Jornada séptima (Séptima Estación), Jesús se entrega; Lc. 20, 47-53.

Ante la aparente victoria del mal, de lo malo, aparece la tentación de caer en el desánimo o el derrotismo. Jesús es señor de la situación y no elige el camino fácil. Aceptar que es tiempo de tinieblas, no significa que se rinda.

A cada momento, los medios nos bombardean con visiones apocalípticas y nos impulsan a adoptar posturas extremas. Pero aunque el mal, lo malo, sea cotidiano, hay que luchar por la fe desde el amor, no desde el odio.

Señor Jesús, no nos dejes caer en el arrebato del desánimo y danos la sabiduría de aceptar el mal, pasajero, entre nosotros.

“Dichoso el que cuida del desvalido,
en el día aciago, lo pondrá a salvo el Señor…
….En esto conozco que me amas; en que mi enemigo no canta victoria”
Sal. 41(40)

“Es necesario ser dóciles al Espíritu Santo, no resistirnos a Él,  esta docilidad hace que el Espíritu pueda actuar y seguir adelante para construir la Iglesia”  
Papa Francisco.

Lucas 20, 40-47

Todavía estaba hablando Jesús, cuando llegó un grupo de gente. El que se llamaba Judas, que era uno de los doce discípulos, iba a la cabeza, y se acercó a besar a Jesús.
Jesús le dijo:–Judas, ¿con un beso traicionas al Hijo del hombre?
Los que estaban con Jesús, al ver lo que pasaba, le preguntaron:–Señor, ¿atacamos con espada?
Y uno de ellos hirió al criado del sumo sacerdote cortándole la oreja derecha.
Jesús dijo:–Dejadlo. Ya basta.
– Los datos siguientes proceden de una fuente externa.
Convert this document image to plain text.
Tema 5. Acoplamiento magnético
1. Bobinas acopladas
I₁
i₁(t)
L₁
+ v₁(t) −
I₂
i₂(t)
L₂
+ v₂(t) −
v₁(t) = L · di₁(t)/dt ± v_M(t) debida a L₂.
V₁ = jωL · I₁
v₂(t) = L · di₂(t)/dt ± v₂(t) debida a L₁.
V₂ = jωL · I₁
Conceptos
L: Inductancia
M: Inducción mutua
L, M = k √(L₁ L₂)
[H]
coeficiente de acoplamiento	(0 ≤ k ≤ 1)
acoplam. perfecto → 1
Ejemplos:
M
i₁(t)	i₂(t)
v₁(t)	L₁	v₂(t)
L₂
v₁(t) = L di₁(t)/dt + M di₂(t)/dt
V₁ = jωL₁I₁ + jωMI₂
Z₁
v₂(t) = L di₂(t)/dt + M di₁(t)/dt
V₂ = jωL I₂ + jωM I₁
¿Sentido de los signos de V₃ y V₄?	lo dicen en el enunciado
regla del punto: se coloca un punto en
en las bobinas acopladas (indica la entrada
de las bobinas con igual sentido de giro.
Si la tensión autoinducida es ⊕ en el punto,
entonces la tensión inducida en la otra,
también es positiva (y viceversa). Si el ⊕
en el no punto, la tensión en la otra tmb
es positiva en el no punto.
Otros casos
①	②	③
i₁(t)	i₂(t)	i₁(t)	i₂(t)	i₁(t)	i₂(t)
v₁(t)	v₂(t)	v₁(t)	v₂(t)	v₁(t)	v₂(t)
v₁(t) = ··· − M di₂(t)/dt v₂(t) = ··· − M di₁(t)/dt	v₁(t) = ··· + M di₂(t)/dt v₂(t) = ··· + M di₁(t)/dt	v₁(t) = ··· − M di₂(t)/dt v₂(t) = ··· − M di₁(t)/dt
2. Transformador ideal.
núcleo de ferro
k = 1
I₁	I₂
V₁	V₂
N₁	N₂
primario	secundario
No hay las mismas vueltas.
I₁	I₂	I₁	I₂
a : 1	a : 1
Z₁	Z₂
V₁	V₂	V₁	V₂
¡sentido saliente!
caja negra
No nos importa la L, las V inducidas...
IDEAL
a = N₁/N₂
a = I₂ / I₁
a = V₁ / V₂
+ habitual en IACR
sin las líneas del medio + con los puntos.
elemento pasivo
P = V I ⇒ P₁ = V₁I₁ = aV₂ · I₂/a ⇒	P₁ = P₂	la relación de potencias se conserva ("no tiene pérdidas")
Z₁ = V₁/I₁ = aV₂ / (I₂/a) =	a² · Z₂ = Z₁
Y tocando la oreja al criado, se la curó.
Luego dijo a los jefes de los sacerdotes, a los oficiales del templo y a los ancianos que habían ido a apresarle: –¿Por qué venís con espadas y palos como si yo fuera un bandido?
Todos los días he estado con vosotros en el templo, y ni siquiera me tocasteis. Pero esta es vuestra hora, la del poder de las tinieblas.